Battefield W1 is like a time machine back into the 70s and early 80s during punk’s prime – The Adicts don’t sound like they’ve aged or changed one single bit, their songs still as fresh and promising 30 years on. Of course any self respecting punk rock act would never leave an able that rebels against something off their album; parents, government or society, you can never really go wrong. So come on down, Stomper. A song that proclaims “I won’t grow up and you can’t make me” and if not growing up is what’s helping The Adicts still make fantastic music like this, it’s a sure fire fact that nobody will want them to grow up anytime soon. My Old Friend is an absolutely blinder of a track; a catchy, non stop singalong, punk anthem. They might not have reached the same heights as bands like The Sex Pistols or The Clash, but they’ve it’s still admirable that they’ve made it through the rise and fall of punk and are still standing strong.
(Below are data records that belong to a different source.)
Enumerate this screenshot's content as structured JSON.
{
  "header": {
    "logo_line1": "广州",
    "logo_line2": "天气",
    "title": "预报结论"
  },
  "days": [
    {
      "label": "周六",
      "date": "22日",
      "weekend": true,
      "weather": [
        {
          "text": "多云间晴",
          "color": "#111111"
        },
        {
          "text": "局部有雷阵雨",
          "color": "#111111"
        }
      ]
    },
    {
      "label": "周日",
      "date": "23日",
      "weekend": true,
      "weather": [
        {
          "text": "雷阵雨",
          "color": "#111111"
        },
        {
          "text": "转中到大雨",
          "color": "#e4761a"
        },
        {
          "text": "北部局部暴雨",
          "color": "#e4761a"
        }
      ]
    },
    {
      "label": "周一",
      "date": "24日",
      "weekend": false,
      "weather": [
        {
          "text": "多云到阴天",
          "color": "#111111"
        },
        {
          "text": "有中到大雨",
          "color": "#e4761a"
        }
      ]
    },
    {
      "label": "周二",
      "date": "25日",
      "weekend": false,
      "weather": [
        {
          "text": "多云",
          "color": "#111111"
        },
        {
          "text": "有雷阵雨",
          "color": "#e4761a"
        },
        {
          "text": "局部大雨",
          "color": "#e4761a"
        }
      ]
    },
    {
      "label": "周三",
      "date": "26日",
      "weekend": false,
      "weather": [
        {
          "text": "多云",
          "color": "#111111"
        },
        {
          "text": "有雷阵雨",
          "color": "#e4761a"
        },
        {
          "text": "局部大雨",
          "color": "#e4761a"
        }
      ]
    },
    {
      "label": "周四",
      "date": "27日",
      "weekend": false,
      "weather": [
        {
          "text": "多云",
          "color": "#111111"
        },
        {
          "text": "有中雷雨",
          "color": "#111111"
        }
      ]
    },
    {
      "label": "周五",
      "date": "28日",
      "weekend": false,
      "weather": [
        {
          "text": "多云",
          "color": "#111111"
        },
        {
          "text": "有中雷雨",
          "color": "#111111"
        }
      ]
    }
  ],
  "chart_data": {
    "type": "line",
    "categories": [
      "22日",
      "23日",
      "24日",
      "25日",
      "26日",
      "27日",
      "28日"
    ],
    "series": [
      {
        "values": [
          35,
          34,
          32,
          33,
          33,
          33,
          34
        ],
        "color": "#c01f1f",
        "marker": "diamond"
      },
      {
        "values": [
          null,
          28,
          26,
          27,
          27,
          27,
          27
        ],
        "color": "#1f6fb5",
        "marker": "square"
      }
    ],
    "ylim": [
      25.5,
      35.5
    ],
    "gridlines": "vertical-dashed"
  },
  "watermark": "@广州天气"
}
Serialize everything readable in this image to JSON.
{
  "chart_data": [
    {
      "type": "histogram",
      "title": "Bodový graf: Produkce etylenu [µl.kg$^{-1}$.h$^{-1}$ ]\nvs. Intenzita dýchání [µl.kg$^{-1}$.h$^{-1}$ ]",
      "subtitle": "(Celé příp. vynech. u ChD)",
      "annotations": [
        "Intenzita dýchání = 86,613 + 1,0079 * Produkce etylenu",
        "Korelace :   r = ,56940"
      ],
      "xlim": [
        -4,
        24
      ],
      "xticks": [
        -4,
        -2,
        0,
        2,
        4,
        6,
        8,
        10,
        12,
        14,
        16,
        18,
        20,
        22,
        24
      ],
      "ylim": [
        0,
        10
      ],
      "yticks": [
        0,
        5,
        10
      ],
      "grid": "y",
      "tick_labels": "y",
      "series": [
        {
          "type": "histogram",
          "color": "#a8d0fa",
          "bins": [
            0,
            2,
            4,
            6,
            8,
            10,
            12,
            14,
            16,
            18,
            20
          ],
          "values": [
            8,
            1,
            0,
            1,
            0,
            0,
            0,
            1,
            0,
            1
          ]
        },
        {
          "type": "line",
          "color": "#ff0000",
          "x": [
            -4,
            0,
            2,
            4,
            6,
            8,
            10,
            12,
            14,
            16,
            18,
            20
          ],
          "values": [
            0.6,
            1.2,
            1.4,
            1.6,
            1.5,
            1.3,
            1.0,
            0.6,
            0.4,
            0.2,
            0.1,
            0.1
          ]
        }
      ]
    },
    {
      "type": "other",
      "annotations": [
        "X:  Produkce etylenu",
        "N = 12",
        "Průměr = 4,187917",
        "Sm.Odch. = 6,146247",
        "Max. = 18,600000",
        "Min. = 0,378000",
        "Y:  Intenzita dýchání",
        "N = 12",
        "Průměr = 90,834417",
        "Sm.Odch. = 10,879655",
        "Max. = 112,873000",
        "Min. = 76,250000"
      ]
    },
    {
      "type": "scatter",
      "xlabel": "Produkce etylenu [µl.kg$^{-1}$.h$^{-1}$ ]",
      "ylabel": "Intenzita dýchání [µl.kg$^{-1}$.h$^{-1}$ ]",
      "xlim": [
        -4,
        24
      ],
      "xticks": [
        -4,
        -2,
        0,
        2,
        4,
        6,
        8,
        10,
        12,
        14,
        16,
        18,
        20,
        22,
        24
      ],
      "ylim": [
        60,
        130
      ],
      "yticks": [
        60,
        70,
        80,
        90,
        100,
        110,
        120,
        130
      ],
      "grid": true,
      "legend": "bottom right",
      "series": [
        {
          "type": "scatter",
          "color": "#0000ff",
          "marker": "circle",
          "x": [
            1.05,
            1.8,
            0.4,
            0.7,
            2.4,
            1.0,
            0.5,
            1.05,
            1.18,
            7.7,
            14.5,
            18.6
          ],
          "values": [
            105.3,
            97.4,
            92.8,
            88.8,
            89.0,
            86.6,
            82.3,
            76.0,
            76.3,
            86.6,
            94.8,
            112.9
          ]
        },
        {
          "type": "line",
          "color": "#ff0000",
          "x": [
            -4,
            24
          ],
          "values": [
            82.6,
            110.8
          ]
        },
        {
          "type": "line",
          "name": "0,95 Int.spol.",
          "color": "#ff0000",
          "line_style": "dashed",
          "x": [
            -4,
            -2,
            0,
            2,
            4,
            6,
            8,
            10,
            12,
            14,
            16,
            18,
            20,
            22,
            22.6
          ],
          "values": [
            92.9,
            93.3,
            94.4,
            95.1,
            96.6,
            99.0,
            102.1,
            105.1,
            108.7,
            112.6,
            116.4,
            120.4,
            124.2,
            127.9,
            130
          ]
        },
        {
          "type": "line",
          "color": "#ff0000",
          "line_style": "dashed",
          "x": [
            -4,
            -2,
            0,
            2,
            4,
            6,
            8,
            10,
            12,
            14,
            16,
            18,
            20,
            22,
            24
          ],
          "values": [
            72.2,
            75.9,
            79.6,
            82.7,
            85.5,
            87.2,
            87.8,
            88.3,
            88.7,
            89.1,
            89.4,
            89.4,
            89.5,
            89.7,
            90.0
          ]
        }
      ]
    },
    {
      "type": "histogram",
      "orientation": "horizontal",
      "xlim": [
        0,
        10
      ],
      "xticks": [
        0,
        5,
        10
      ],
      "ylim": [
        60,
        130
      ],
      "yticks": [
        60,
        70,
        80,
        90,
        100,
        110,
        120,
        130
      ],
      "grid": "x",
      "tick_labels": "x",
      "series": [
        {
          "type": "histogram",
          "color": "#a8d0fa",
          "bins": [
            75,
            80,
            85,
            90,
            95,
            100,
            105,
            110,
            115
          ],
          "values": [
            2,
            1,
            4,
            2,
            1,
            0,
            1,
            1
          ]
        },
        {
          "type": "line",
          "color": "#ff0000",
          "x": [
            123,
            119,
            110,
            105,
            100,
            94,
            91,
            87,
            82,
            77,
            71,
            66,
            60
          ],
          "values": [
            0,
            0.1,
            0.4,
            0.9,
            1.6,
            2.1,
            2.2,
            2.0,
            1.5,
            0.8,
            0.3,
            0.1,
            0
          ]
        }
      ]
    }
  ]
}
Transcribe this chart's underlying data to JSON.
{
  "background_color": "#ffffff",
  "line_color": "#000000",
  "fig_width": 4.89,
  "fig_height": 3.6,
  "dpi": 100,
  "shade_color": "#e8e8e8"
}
Rage Is The Rage bleeds British spirit from the band; catchy, upbeat and with their thick, British accents in full swing it begins to become apparent that The Adicts may be more important to punk than ever before. With the music scene as diverse as it is, punk isn’t at the forefront anymore but that doesn’t make it any less important – usually most punk bands from the 70s or 80s have gone through hundreds of line up changes but with a practically original line up to their name The Adicts prove that the original is always the best. It’s not like The Sex Pistols, The Clash or The Ramones are going to be on stage anytime soon so it’s best to get behind this bunch of droogs like there’s no tomorrow. As the epic Horrorshow begins to close proceedings on the record, it’s the closing track that takes some more limelight. Love Lies Bleeding is a more melodic side to the punks – it’s slower, deeper and feels a bit like an 80s ballad as opposed to a classic punk tune but that doesn’t make it any less amazing.
But it’s not just the last song that sounds amazing, it’s every song. There’s not one bad track and if punk has been missing anything, it’s a bunch of middle aged blokes dressed up like a gang of youths from Anthony Burgess novel. This is punk rock at it’s very finest and we should all take a step back and appreciate it.